Correlation Between Zeng Hsing and Chicony Power
Can any of the company-specific risk be diversified away by investing in both Zeng Hsing and Chicony Power at the same time? Although using a correlation coefficient on its own may not help to predict future stock returns, this module helps to understand the diversifiable risk of combining Zeng Hsing and Chicony Power into the same portfolio, which is an essential part of the fundamental portfolio management process.
By analyzing existing cross correlation between Zeng Hsing Industrial and Chicony Power Technology, you can compare the effects of market volatilities on Zeng Hsing and Chicony Power and check how they will diversify away market risk if combined in the same portfolio for a given time horizon. You can also utilize pair trading strategies of matching a long position in Zeng Hsing with a short position of Chicony Power. Check out your portfolio center. Please also check ongoing floating volatility patterns of Zeng Hsing and Chicony Power.

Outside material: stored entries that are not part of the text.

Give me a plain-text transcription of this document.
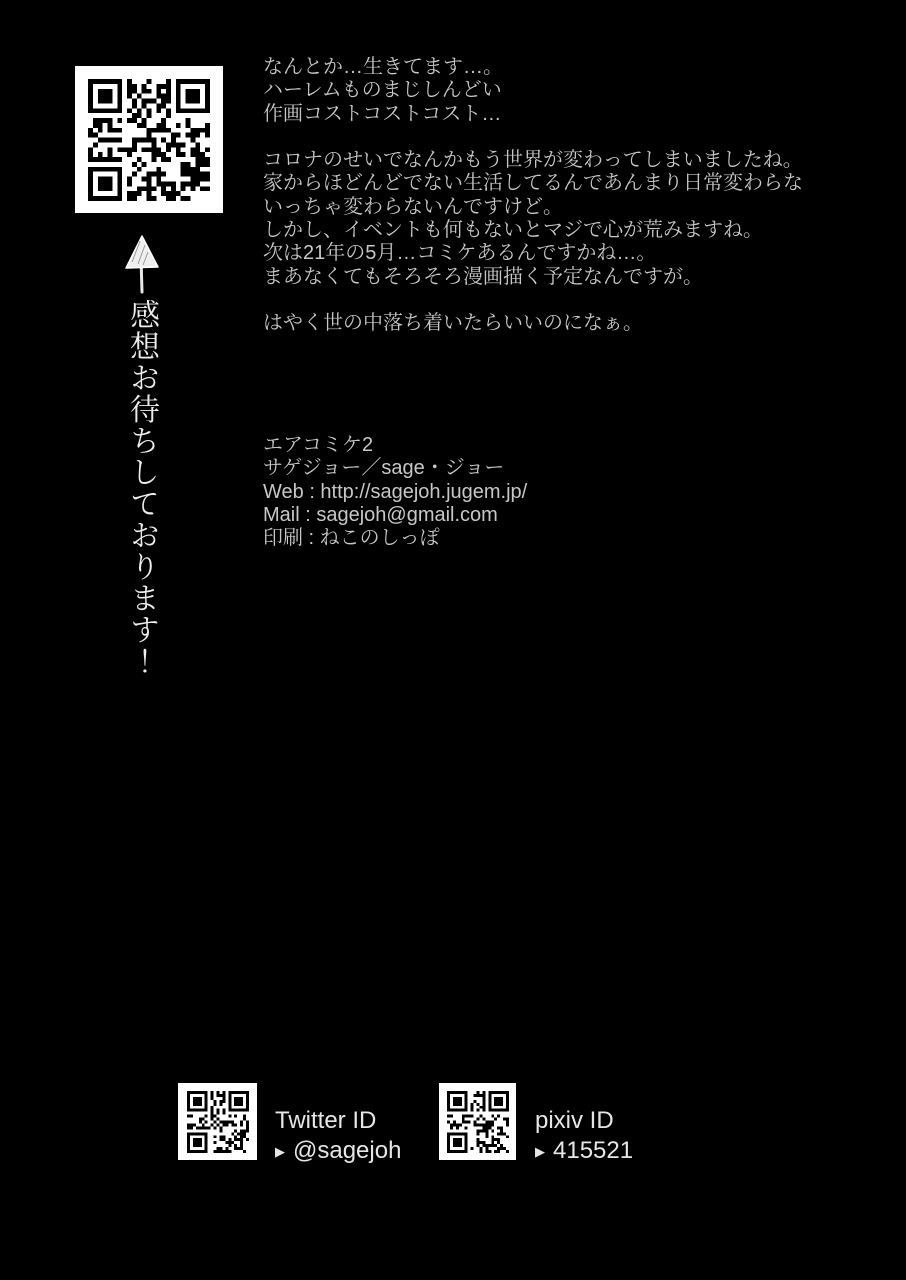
感想お待ちしております！
なんとか…生きてます…。
ハーレムものまじしんどい
作画コストコストコスト…

コロナのせいでなんかもう世界が変わってしまいましたね。
家からほどんどでない生活してるんであんまり日常変わらな
いっちゃ変わらないんですけど。
しかし、イベントも何もないとマジで心が荒みますね。
次は21年の5月…コミケあるんですかね…。
まあなくてもそろそろ漫画描く予定なんですが。

はやく世の中落ち着いたらいいのになぁ。
エアコミケ2
サゲジョー／sage・ジョー
Web : http://sagejoh.jugem.jp/
Mail : sagejoh@gmail.com
印刷 : ねこのしっぽ
Twitter ID
▶ @sagejoh
pixiv ID
▶ 415521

Diversification Opportunities for Zeng Hsing and Chicony Power
0.37 | Correlation Coefficient |
Weak diversification
The 3 months correlation between Zeng and Chicony is 0.37. Overlapping area represents the amount of risk that can be diversified away by holding Zeng Hsing Industrial and Chicony Power Technology in the same portfolio, assuming nothing else is changed. The correlation between historical prices or returns on Chicony Power Technology and Zeng Hsing is a relative statistical measure of the degree to which these equity instruments tend to move together. The correlation coefficient measures the extent to which returns on Zeng Hsing Industrial are associated (or correlated) with Chicony Power. Values of the correlation coefficient range from -1 to +1, where. The correlation of zero (0) is possible when the price movement of Chicony Power Technology has no effect on the direction of Zeng Hsing i.e., Zeng Hsing and Chicony Power go up and down completely randomly.

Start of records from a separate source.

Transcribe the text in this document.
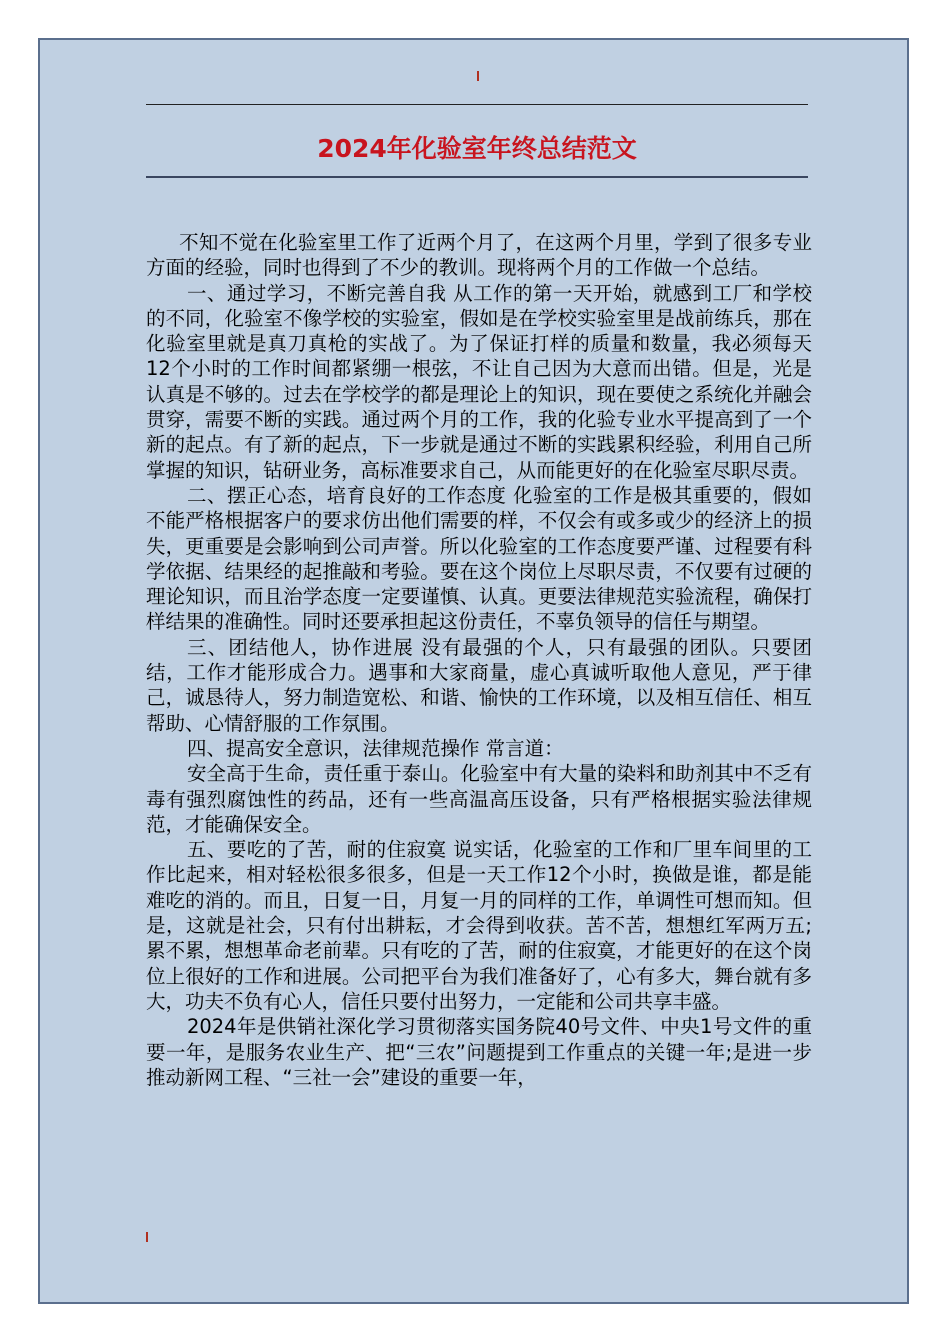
2024年化验室年终总结范文

不知不觉在化验室里工作了近两个月了，在这两个月里，学到了很多专业方面的经验，同时也得到了不少的教训。现将两个月的工作做一个总结。

一、通过学习，不断完善自我 从工作的第一天开始，就感到工厂和学校的不同，化验室不像学校的实验室，假如是在学校实验室里是战前练兵，那在化验室里就是真刀真枪的实战了。为了保证打样的质量和数量，我必须每天12个小时的工作时间都紧绷一根弦，不让自己因为大意而出错。但是，光是认真是不够的。过去在学校学的都是理论上的知识，现在要使之系统化并融会贯穿，需要不断的实践。通过两个月的工作，我的化验专业水平提高到了一个新的起点。有了新的起点，下一步就是通过不断的实践累积经验，利用自己所掌握的知识，钻研业务，高标准要求自己，从而能更好的在化验室尽职尽责。

二、摆正心态，培育良好的工作态度 化验室的工作是极其重要的，假如不能严格根据客户的要求仿出他们需要的样，不仅会有或多或少的经济上的损失，更重要是会影响到公司声誉。所以化验室的工作态度要严谨、过程要有科学依据、结果经的起推敲和考验。要在这个岗位上尽职尽责，不仅要有过硬的理论知识，而且治学态度一定要谨慎、认真。更要法律规范实验流程，确保打样结果的准确性。同时还要承担起这份责任，不辜负领导的信任与期望。

三、团结他人，协作进展 没有最强的个人，只有最强的团队。只要团结，工作才能形成合力。遇事和大家商量，虚心真诚听取他人意见，严于律己，诚恳待人，努力制造宽松、和谐、愉快的工作环境，以及相互信任、相互帮助、心情舒服的工作氛围。

四、提高安全意识，法律规范操作 常言道：

安全高于生命，责任重于泰山。化验室中有大量的染料和助剂其中不乏有毒有强烈腐蚀性的药品，还有一些高温高压设备，只有严格根据实验法律规范，才能确保安全。

五、要吃的了苦，耐的住寂寞 说实话，化验室的工作和厂里车间里的工作比起来，相对轻松很多很多，但是一天工作12个小时，换做是谁，都是能难吃的消的。而且，日复一日，月复一月的同样的工作，单调性可想而知。但是，这就是社会，只有付出耕耘，才会得到收获。苦不苦，想想红军两万五;累不累，想想革命老前辈。只有吃的了苦，耐的住寂寞，才能更好的在这个岗位上很好的工作和进展。公司把平台为我们准备好了，心有多大，舞台就有多大，功夫不负有心人，信任只要付出努力，一定能和公司共享丰盛。

2024年是供销社深化学习贯彻落实国务院40号文件、中央1号文件的重要一年，是服务农业生产、把“三农”问题提到工作重点的关键一年;是进一步推动新网工程、“三社一会”建设的重要一年，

Pair Corralation between Zeng Hsing and Chicony Power
Assuming the 90 days trading horizon Zeng Hsing Industrial is expected to generate 0.64 times more return on investment than Chicony Power. However, Zeng Hsing Industrial is 1.56 times less risky than Chicony Power. It trades about 0.06 of its potential returns per unit of risk. Chicony Power Technology is currently generating about -0.01 per unit of risk. If you would invest 9,674 in Zeng Hsing Industrial on October 25, 2024 and sell it today you would earn a total of 926.00 from holding Zeng Hsing Industrial or generate 9.57% return on investment over 90 days.

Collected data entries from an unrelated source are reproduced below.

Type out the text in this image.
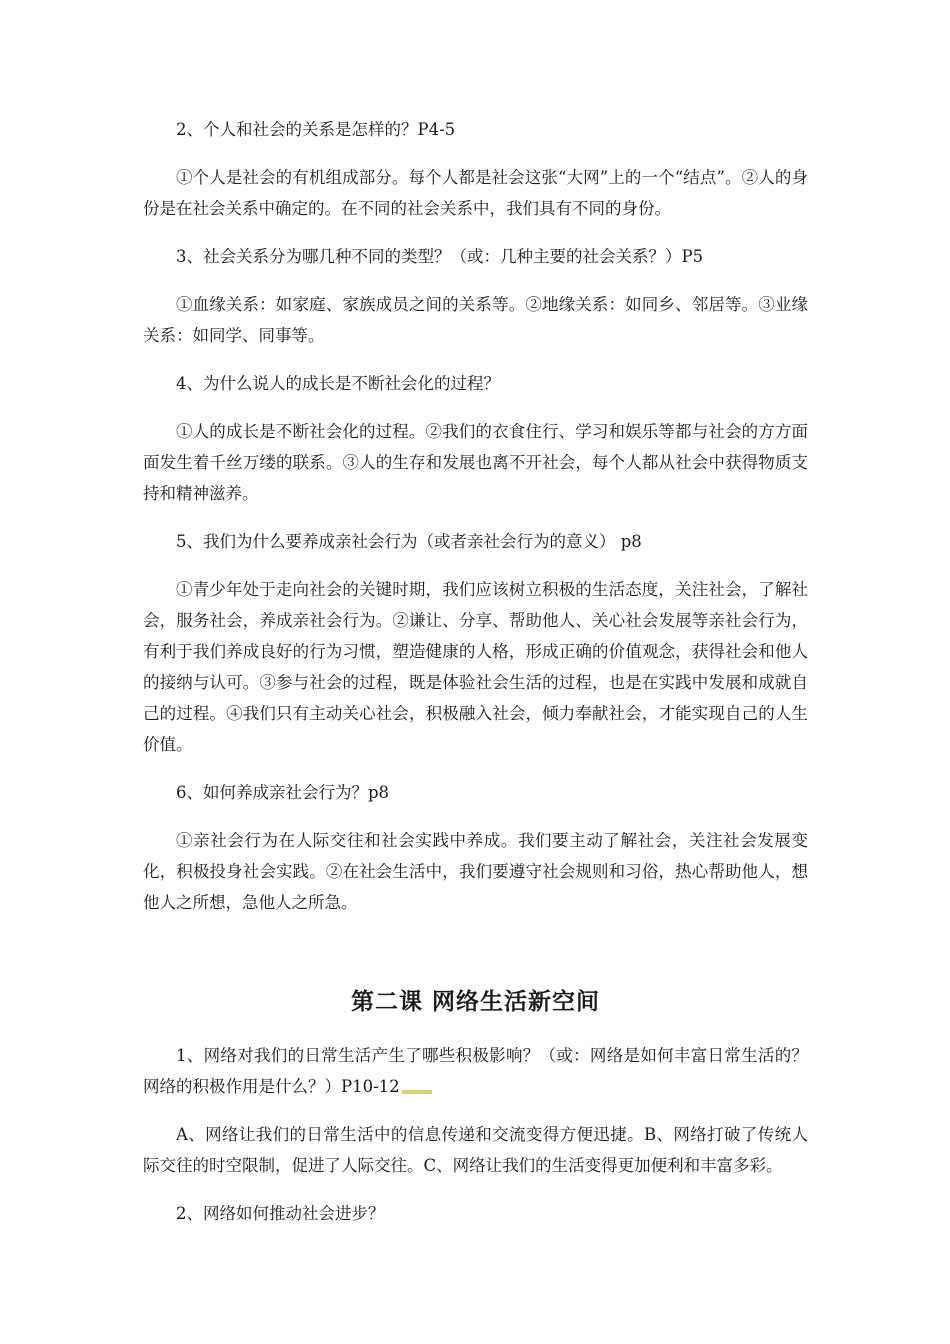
2、个人和社会的关系是怎样的？P4-5

①个人是社会的有机组成部分。每个人都是社会这张“大网”上的一个“结点”。②人的身份是在社会关系中确定的。在不同的社会关系中，我们具有不同的身份。

3、社会关系分为哪几种不同的类型？（或：几种主要的社会关系？）P5

①血缘关系：如家庭、家族成员之间的关系等。②地缘关系：如同乡、邻居等。③业缘关系：如同学、同事等。

4、为什么说人的成长是不断社会化的过程？

①人的成长是不断社会化的过程。②我们的衣食住行、学习和娱乐等都与社会的方方面面发生着千丝万缕的联系。③人的生存和发展也离不开社会，每个人都从社会中获得物质支持和精神滋养。

5、我们为什么要养成亲社会行为（或者亲社会行为的意义） p8

①青少年处于走向社会的关键时期，我们应该树立积极的生活态度，关注社会，了解社会，服务社会，养成亲社会行为。②谦让、分享、帮助他人、关心社会发展等亲社会行为，有利于我们养成良好的行为习惯，塑造健康的人格，形成正确的价值观念，获得社会和他人的接纳与认可。③参与社会的过程，既是体验社会生活的过程，也是在实践中发展和成就自己的过程。④我们只有主动关心社会，积极融入社会，倾力奉献社会，才能实现自己的人生价值。

6、如何养成亲社会行为？p8

①亲社会行为在人际交往和社会实践中养成。我们要主动了解社会，关注社会发展变化，积极投身社会实践。②在社会生活中，我们要遵守社会规则和习俗，热心帮助他人，想他人之所想，急他人之所急。

第二课 网络生活新空间

1、网络对我们的日常生活产生了哪些积极影响？（或：网络是如何丰富日常生活的？网络的积极作用是什么？）P10-12

A、网络让我们的日常生活中的信息传递和交流变得方便迅捷。B、网络打破了传统人际交往的时空限制，促进了人际交往。C、网络让我们的生活变得更加便利和丰富多彩。

2、网络如何推动社会进步？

Time Period | 3 Months [change] |
Direction | Moves Together |
Strength | Very Weak |
Accuracy | 99.21% |
Values | Daily Returns |
Zeng Hsing Industrial vs. Chicony Power Technology
Performance |
Timeline |
Zeng Hsing Industrial |
Chicony Power Technology |
Zeng Hsing and Chicony Power Volatility Contrast
Predicted Return Density |
Returns |
Pair Trading with Zeng Hsing and Chicony Power
The main advantage of trading using opposite Zeng Hsing and Chicony Power positions is that it hedges away some unsystematic risk. Because of two separate transactions, even if Zeng Hsing position performs unexpectedly, Chicony Power can make up some of the losses. Pair trading also minimizes risk from directional movements in the market. For example, if an entire industry or sector drops because of unexpected headlines, the short position in Chicony Power will offset losses from the drop in Chicony Power's long position.Zeng Hsing vs. TTET Union Corp | Zeng Hsing vs. Shinkong Insurance Co | Zeng Hsing vs. Huaku Development Co | Zeng Hsing vs. China Steel Chemical |
Chicony Power vs. Li Kang Biomedical | Chicony Power vs. Air Asia Co | Chicony Power vs. MediaTek | Chicony Power vs. International CSRC Investment |
Check out your portfolio center.Note that this page's information should be used as a complementary analysis to find the right mix of equity instruments to add to your existing portfolios or create a brand new portfolio. You can also try the CEOs Directory module to screen CEOs from public companies around the world.